Once created, lambda function can be invoked by:
- Push model by publishing an event.
- Pull model by watching a stream or source (Kinesis stream or SQS queue polls)
- Synchronous invocation by calling a function or API directly from Lambda.
Push event model
Event source must itself invoke a lambda function directly. From Amazon Echo, S3, SNS or Cognito. Example: User pushes an item to S3. S3 then pushes an event to Lambda which then assumes an execution role to process the file and upload the processed file back to lambda.
Pull model
Lambda polls the event service and then on event does things. For example polling a DynamoDB or Kinesis stream. The polling does not affect the cost associated with making requests. Upon event detection, it assumes Execution role and processes the event.
Synchronous model
Invoke function in lambda using RequestResposne invocation type. Function executes and then returns immediately.
When granting permissions, the source of the event must have permission to execute lambda functions. Whatever lambda then does must be able to execute operations that it is trying to do. For example, s3 upload event must have access to execute lambda. Then if the lambda function is uploading records to DynamoDB, it should have access to insert a DynamoDB record.
If the role isn’t specified, it assumes basic lambda role. The basic role has the least privilege of being able to write a log file.
When writing a function, choose the amount of memory that you want to allocate. It then allocates CPU power. Additional memory can be configured in 64 MB increments upto 1536 MB. All calls are limited to five minutes of execution time. The default timeout is 3 seconds but can be set to any value between 1 and 300ms. Duration is calculated to nearest 100 milliseconds.
Lambda functions be scheduled for execution. For example, get MI data every hour. Schedule can be set for fixed rate at every hour or 15 minutes. A crown expression can be provided.
Packages for lambda functions can go up to 50 MB in size.
Format for specifying handler for a Java application is <package name>.<class name>::<function name>
Functions take longer to execute the first time because it creates a new container and allocates resources to it. However its faster from there on.

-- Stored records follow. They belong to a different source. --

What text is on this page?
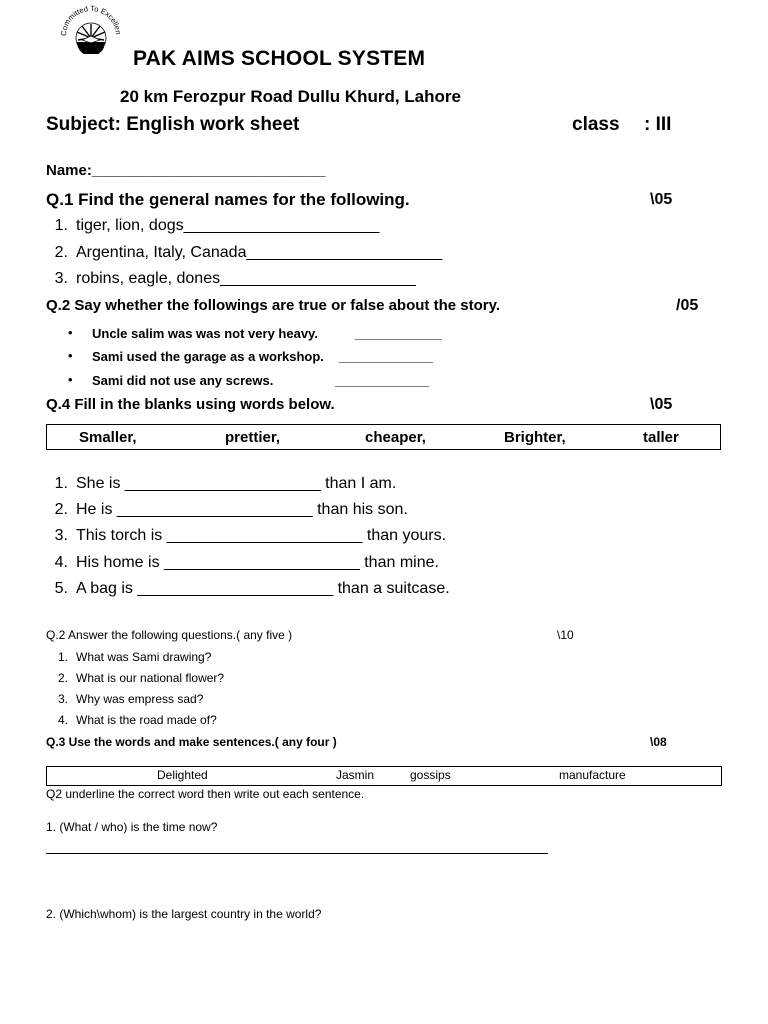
Committed To Excellen
PAK AIMS SCHOOL SYSTEM
20 km Ferozpur Road Dullu Khurd, Lahore
Subject: English work sheet	class : III
Name:____________________________
Q.1 Find the general names for the following.	\05
1. tiger, lion, dogs______________________
2. Argentina, Italy, Canada______________________
3. robins, eagle, dones______________________
Q.2 Say whether the followings are true or false about the story.	/05
• Uncle salim was was not very heavy.	____________
• Sami used the garage as a workshop. _____________
• Sami did not use any screws.	_____________
Q.4 Fill in the blanks using words below.	\05
Smaller,	prettier,	cheaper,	Brighter,	taller
1. She is ______________________ than I am.
2. He is ______________________ than his son.
3. This torch is ______________________ than yours.
4. His home is ______________________ than mine.
5. A bag is ______________________ than a suitcase.
Q.2 Answer the following questions.( any five )	\10
1. What was Sami drawing?
2. What is our national flower?
3. Why was empress sad?
4. What is the road made of?
Q.3 Use the words and make sentences.( any four )	\08
Delighted	Jasmin	gossips	manufacture
Q2 underline the correct word then write out each sentence.
1. (What / who) is the time now?
2. (Which\whom) is the largest country in the world?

Very easy integration with AWS API gateway where based on a request, a lambda function can be executed. The incoming request parameters can be mapped to lambda function parameters using a mapping template. For incoming JSON data, the mapping template allows mapping using json path.
Sounds like TDD is the best practice for writing lambda functions. All the functions should be strictly tested before publishing them.

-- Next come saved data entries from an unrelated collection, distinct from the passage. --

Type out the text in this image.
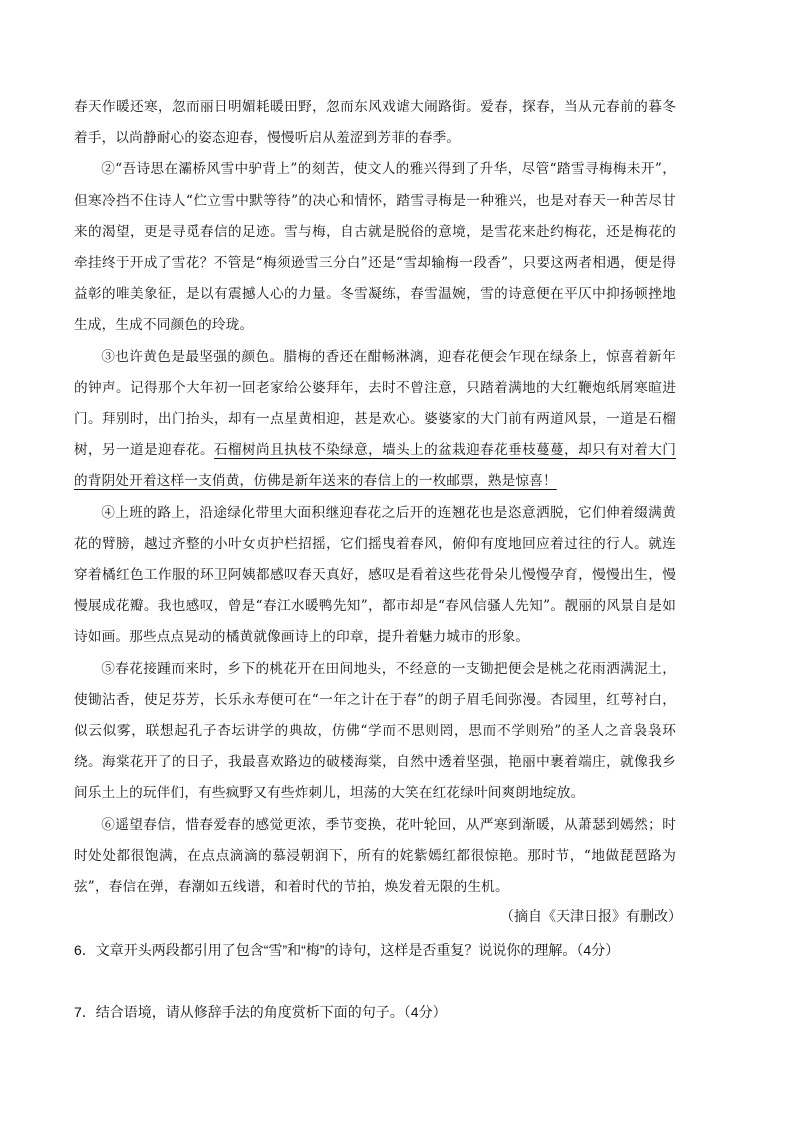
春天作暖还寒，忽而丽日明媚耗暖田野，忽而东风戏谑大闹路街。爱春，探春，当从元春前的暮冬着手，以尚静耐心的姿态迎春，慢慢听启从羞涩到芳菲的春季。

②“吾诗思在灞桥风雪中驴背上”的刻苦，使文人的雅兴得到了升华，尽管“踏雪寻梅梅未开”，但寒冷挡不住诗人“伫立雪中默等待”的决心和情怀，踏雪寻梅是一种雅兴，也是对春天一种苦尽甘来的渴望，更是寻觅春信的足迹。雪与梅，自古就是脱俗的意境，是雪花来赴约梅花，还是梅花的牵挂终于开成了雪花？不管是“梅须逊雪三分白”还是“雪却输梅一段香”，只要这两者相遇，便是得益彰的唯美象征，是以有震撼人心的力量。冬雪凝练，春雪温婉，雪的诗意便在平仄中抑扬顿挫地生成，生成不同颜色的玲珑。

③也许黄色是最坚强的颜色。腊梅的香还在酣畅淋漓，迎春花便会乍现在绿条上，惊喜着新年的钟声。记得那个大年初一回老家给公婆拜年，去时不曾注意，只踏着满地的大红鞭炮纸屑寒暄进门。拜别时，出门抬头，却有一点星黄相迎，甚是欢心。婆婆家的大门前有两道风景，一道是石榴树，另一道是迎春花。石榴树尚且执枝不染绿意，墙头上的盆栽迎春花垂枝蔓蔓，却只有对着大门的背阴处开着这样一支俏黄，仿佛是新年送来的春信上的一枚邮票，熟是惊喜！

④上班的路上，沿途绿化带里大面积继迎春花之后开的连翘花也是恣意洒脱，它们伸着缀满黄花的臂膀，越过齐整的小叶女贞护栏招摇，它们摇曳着春风，俯仰有度地回应着过往的行人。就连穿着橘红色工作服的环卫阿姨都感叹春天真好，感叹是看着这些花骨朵儿慢慢孕育，慢慢出生，慢慢展成花瓣。我也感叹，曾是“春江水暖鸭先知”，都市却是“春风信骚人先知”。靓丽的风景自是如诗如画。那些点点晃动的橘黄就像画诗上的印章，提升着魅力城市的形象。

⑤春花接踵而来时，乡下的桃花开在田间地头，不经意的一支锄把便会是桃之花雨洒满泥土，使锄沾香，使足芬芳，长乐永寿便可在“一年之计在于春”的朗子眉毛间弥漫。杏园里，红萼衬白，似云似雾，联想起孔子杏坛讲学的典故，仿佛“学而不思则罔，思而不学则殆”的圣人之音袅袅环绕。海棠花开了的日子，我最喜欢路边的破楼海棠，自然中透着坚强，艳丽中裹着端庄，就像我乡间乐土上的玩伴们，有些疯野又有些炸刺儿，坦荡的大笑在红花绿叶间爽朗地绽放。

⑥遥望春信，惜春爱春的感觉更浓，季节变换，花叶轮回，从严寒到渐暖，从萧瑟到嫣然；时时处处都很饱满，在点点滴滴的慕浸朝润下，所有的姹紫嫣红都很惊艳。那时节，“地做琵琶路为弦”，春信在弹，春潮如五线谱，和着时代的节拍，焕发着无限的生机。

（摘自《天津日报》有删改）
6．文章开头两段都引用了包含“雪”和“梅”的诗句，这样是否重复？说说你的理解。（4分）
7．结合语境，请从修辞手法的角度赏析下面的句子。（4分）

When subsequent updates are pushed to a lambda function, it automatically versions them. It allows reverting back to an old version if the latest is broken. One can also specify a specific version to lambda to execute. One can also define aliases to lambda versions. Example, dev can point to latest version 5, system test points to 4 and production points to 3. Aliases are just pointers so if one wants to put the latest version in production then one only needs to change the production alias to latest version, eg. 5.
Depending on what a lambda function is doing, it could be a cheaper alternative to an EC2 server.

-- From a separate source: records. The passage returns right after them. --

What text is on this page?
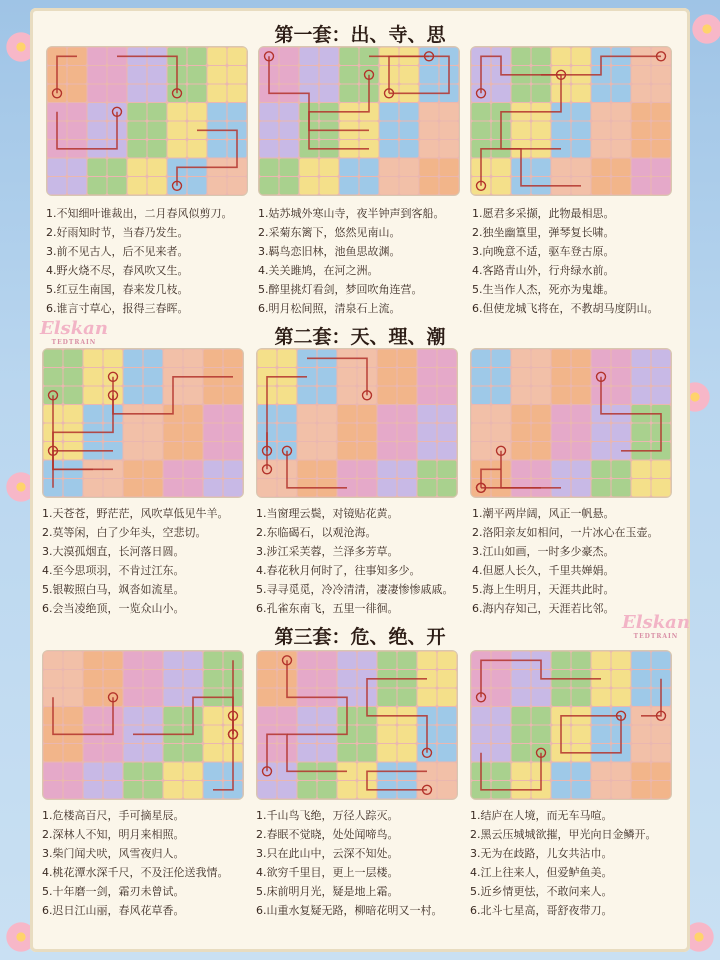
Elskan
TEDTRAIN
Elskan
TEDTRAIN
第一套：出、寺、思
1.不知细叶谁裁出，二月春风似剪刀。
2.好雨知时节，当春乃发生。
3.前不见古人，后不见来者。
4.野火烧不尽，春风吹又生。
5.红豆生南国，春来发几枝。
6.谁言寸草心，报得三春晖。
1.姑苏城外寒山寺，夜半钟声到客船。
2.采菊东篱下，悠然见南山。
3.羁鸟恋旧林，池鱼思故渊。
4.关关雎鸠，在河之洲。
5.醉里挑灯看剑，梦回吹角连营。
6.明月松间照，清泉石上流。
1.愿君多采撷，此物最相思。
2.独坐幽篁里，弹琴复长啸。
3.向晚意不适，驱车登古原。
4.客路青山外，行舟绿水前。
5.生当作人杰，死亦为鬼雄。
6.但使龙城飞将在，不教胡马度阴山。
第二套：天、理、潮
1.天苍苍，野茫茫，风吹草低见牛羊。
2.莫等闲，白了少年头，空悲切。
3.大漠孤烟直，长河落日圆。
4.至今思项羽，不肯过江东。
5.银鞍照白马，飒沓如流星。
6.会当凌绝顶，一览众山小。
1.当窗理云鬓，对镜贴花黄。
2.东临碣石，以观沧海。
3.涉江采芙蓉，兰泽多芳草。
4.春花秋月何时了，往事知多少。
5.寻寻觅觅，冷冷清清，凄凄惨惨戚戚。
6.孔雀东南飞，五里一徘徊。
1.潮平两岸阔，风正一帆悬。
2.洛阳亲友如相问，一片冰心在玉壶。
3.江山如画，一时多少豪杰。
4.但愿人长久，千里共婵娟。
5.海上生明月，天涯共此时。
6.海内存知己，天涯若比邻。
第三套：危、绝、开
1.危楼高百尺，手可摘星辰。
2.深林人不知，明月来相照。
3.柴门闻犬吠，风雪夜归人。
4.桃花潭水深千尺，不及汪伦送我情。
5.十年磨一剑，霜刃未曾试。
6.迟日江山丽，春风花草香。
1.千山鸟飞绝，万径人踪灭。
2.春眠不觉晓，处处闻啼鸟。
3.只在此山中，云深不知处。
4.欲穷千里目，更上一层楼。
5.床前明月光，疑是地上霜。
6.山重水复疑无路，柳暗花明又一村。
1.结庐在人境，而无车马喧。
2.黑云压城城欲摧，甲光向日金鳞开。
3.无为在歧路，儿女共沾巾。
4.江上往来人，但爱鲈鱼美。
5.近乡情更怯，不敢问来人。
6.北斗七星高，哥舒夜带刀。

Lambda functions must be written in a stateless way with minimal overhead as they will be executed in a stateless manner. Default soft limit for executing lambda functions in parallel is 100. Depending on use, this could be extended by a simple request. Its advised to use versioning and aliases to deploy lambda functions.
Dry run is a feature with Amazon Lambda that allows one to check permissions without actually executing the lambda function.